Asher’s stomach twisted. Anxiety tightened his chest. What they’d shared with each other last night was far more vulnerable than sex. Asher felt raw and abandoned—which was irrational.

Lev had probably woken in the middle of the night and couldn’t fall back to sleep. Ben had often complained about Asher’s tossing and turning. Sometimes, he’d forced him to sleep on the floor.

But what if Lev regretted telling Asher about Silas? What if Asher’s sniveling attempts to win Ben back had disgusted him?

Asher groaned and scrubbed his face with shaking hands. PTSD was like walking through fog with sharp cliffs and landmines lurking nearby. Every step was treacherous, every trigger potentially explosive, and he couldn’t predict when or where or why.

If only he could take a pill to forget Ben. Anything was better than the uninvited memories that flooded him with panic at the slightest trigger. Anything was better than the greasy sheen of shame he couldn’t wash from his hands.

Anything was better than hating himself, because Asher wasn’t a survivor. He wasn’t a victim. He was something so much worse—a willing participant.

His fingers tingled. Was it because it was freezing as fuck or because at some point he’d started hyperventilating without noticing? Maybe both.

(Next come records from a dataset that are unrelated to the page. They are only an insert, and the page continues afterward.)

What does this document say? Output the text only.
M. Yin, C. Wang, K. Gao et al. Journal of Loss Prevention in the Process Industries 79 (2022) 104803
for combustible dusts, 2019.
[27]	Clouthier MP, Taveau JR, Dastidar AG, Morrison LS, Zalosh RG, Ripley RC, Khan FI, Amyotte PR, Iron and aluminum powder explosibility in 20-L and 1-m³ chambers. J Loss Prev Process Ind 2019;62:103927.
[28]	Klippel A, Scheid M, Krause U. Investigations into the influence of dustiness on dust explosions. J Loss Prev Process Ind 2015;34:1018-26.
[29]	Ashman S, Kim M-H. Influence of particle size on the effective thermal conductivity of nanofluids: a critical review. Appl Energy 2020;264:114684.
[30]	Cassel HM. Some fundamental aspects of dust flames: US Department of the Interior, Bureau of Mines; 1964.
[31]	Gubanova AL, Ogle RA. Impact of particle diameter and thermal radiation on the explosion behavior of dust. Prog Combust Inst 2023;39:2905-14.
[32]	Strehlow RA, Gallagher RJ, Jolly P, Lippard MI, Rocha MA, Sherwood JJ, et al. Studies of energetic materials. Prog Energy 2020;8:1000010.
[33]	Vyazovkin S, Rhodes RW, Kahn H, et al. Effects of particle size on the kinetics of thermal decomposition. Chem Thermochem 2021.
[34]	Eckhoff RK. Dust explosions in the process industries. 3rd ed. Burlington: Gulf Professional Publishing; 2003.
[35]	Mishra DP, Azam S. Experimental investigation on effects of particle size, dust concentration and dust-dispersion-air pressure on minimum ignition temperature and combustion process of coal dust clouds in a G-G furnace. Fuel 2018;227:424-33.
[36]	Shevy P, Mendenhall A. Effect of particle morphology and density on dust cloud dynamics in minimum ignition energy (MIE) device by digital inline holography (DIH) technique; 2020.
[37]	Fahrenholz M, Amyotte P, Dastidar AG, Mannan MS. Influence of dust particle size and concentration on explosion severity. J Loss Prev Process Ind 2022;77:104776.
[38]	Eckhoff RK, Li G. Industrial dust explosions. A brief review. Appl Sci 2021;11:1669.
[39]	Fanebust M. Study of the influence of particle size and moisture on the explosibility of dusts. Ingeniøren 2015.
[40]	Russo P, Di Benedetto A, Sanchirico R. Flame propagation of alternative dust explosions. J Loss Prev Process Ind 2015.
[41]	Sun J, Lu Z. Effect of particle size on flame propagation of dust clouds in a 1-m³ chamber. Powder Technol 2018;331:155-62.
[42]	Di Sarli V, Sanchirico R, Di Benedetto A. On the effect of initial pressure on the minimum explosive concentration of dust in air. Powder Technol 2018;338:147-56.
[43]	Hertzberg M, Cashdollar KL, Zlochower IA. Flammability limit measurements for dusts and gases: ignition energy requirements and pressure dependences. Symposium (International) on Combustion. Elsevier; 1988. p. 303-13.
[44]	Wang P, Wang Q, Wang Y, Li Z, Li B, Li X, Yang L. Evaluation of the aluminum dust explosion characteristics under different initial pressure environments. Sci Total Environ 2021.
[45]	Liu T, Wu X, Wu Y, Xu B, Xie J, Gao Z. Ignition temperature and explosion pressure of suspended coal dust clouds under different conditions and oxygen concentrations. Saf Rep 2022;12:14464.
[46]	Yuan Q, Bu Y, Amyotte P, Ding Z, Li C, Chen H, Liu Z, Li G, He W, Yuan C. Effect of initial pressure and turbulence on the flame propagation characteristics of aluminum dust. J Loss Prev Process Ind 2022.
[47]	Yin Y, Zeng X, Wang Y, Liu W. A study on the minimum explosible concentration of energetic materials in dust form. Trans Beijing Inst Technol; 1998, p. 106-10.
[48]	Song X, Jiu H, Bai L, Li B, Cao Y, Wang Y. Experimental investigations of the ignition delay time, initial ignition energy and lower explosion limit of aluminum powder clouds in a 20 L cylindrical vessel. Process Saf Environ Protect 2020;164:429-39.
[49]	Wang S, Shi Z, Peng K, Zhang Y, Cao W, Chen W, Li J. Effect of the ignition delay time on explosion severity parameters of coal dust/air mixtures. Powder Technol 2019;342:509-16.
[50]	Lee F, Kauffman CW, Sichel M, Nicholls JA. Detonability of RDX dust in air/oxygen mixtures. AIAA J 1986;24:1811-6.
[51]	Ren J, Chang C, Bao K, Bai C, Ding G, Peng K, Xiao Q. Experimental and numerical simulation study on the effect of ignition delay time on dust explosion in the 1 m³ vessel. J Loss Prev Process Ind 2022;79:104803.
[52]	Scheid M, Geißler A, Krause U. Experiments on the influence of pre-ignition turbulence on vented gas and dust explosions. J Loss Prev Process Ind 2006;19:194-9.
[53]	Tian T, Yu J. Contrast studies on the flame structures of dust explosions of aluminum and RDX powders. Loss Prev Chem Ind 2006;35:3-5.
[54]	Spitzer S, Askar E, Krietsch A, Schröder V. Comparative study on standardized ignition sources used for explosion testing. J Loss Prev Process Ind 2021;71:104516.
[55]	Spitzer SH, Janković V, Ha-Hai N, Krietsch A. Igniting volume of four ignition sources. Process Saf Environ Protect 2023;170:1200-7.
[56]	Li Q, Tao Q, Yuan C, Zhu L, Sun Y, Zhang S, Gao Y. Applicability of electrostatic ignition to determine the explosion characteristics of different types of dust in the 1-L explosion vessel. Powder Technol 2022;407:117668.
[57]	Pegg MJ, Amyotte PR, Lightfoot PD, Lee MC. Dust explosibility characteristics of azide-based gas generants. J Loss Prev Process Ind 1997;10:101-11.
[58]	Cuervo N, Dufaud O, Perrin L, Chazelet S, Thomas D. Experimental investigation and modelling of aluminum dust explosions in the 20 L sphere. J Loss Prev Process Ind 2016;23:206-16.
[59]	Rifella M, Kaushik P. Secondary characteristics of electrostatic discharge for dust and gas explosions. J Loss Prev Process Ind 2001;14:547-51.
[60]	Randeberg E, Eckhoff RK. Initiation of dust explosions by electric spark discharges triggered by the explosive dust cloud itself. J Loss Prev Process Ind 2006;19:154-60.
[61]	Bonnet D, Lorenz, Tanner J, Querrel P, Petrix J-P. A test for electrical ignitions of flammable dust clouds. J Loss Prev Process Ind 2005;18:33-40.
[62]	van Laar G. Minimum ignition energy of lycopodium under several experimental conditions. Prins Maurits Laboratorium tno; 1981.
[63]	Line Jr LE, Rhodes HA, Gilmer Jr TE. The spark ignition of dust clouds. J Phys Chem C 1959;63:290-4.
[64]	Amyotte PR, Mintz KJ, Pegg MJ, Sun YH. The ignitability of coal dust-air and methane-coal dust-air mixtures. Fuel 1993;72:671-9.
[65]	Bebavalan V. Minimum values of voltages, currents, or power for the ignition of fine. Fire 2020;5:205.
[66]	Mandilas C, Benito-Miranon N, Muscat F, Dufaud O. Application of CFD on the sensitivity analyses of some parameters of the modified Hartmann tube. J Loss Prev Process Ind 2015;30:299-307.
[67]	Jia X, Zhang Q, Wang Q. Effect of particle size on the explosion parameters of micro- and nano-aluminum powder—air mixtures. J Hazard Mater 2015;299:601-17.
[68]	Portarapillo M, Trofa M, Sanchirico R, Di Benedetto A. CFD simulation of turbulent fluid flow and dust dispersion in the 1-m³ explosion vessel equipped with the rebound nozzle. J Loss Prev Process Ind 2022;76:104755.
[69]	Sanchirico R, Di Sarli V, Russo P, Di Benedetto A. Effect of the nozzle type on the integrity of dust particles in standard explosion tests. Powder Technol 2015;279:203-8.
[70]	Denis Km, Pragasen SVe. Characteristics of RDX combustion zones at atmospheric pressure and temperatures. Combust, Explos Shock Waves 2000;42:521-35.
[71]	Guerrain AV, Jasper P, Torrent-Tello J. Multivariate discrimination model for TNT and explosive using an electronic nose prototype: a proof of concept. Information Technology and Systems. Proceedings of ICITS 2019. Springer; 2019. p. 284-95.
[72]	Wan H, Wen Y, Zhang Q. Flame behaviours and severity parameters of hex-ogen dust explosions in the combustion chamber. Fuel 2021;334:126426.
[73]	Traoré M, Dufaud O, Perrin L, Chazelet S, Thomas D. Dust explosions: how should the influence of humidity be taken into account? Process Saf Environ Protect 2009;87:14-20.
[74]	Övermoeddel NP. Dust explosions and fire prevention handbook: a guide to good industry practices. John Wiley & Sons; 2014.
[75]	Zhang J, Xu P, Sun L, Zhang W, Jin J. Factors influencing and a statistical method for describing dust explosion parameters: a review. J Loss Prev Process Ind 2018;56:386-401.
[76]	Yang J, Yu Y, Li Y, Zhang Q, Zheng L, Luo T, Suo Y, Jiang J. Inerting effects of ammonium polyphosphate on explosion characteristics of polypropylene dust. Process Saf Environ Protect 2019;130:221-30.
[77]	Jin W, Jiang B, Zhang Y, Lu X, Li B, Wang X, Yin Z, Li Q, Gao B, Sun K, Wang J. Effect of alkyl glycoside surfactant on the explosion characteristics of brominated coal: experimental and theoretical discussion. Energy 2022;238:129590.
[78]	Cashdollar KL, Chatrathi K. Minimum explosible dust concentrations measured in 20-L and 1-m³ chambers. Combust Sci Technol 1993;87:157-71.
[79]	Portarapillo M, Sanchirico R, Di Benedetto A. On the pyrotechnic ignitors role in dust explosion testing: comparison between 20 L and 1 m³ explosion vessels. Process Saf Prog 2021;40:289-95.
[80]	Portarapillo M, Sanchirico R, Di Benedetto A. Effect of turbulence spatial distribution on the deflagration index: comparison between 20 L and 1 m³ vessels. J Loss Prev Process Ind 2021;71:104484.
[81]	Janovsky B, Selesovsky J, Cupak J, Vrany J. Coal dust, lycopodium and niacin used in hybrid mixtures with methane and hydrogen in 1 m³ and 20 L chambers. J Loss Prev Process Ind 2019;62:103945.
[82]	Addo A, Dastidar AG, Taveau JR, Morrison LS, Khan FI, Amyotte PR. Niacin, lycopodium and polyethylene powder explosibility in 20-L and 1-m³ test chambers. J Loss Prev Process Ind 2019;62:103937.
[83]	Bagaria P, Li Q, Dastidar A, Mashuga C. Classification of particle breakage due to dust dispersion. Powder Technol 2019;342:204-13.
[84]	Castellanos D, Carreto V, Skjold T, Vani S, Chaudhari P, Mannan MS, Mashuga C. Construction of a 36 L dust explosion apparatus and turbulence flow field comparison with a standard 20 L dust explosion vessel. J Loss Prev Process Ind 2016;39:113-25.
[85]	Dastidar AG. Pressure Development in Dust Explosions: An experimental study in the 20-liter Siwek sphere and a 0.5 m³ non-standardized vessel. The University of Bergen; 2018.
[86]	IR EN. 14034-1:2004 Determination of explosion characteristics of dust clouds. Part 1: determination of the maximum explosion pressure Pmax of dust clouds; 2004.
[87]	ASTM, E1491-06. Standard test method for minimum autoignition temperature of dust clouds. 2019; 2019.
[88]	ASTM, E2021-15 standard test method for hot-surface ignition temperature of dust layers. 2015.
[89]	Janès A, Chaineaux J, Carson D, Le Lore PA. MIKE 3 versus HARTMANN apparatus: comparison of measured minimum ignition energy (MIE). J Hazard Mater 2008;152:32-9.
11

He took a deep breath stolen by the next, and reached for what he could sense.He refused to have a panic attack just because he woke up without Lev.

Raindrops pelted the windows in bursts like buckshot. Lev’s sketchbook rested with the pages down on his desk. He felt slippery luxury sheets with a higher thread count than his rent.

Lev’s pillow smelled like woodsy shampoo and the subtle undercurrent of the jasmine and pepper in his cologne. The ghost of Lev’s scent was nearly as soothing as the man himself.

When his breathing returned to normal, he felt the faintest flicker of pride at defeating the attack, but self-loathing lashed at him not long after.

A real man was never scared. A real man didn’t panic. A real man didn’t let himself get hurt. A real man never needed help.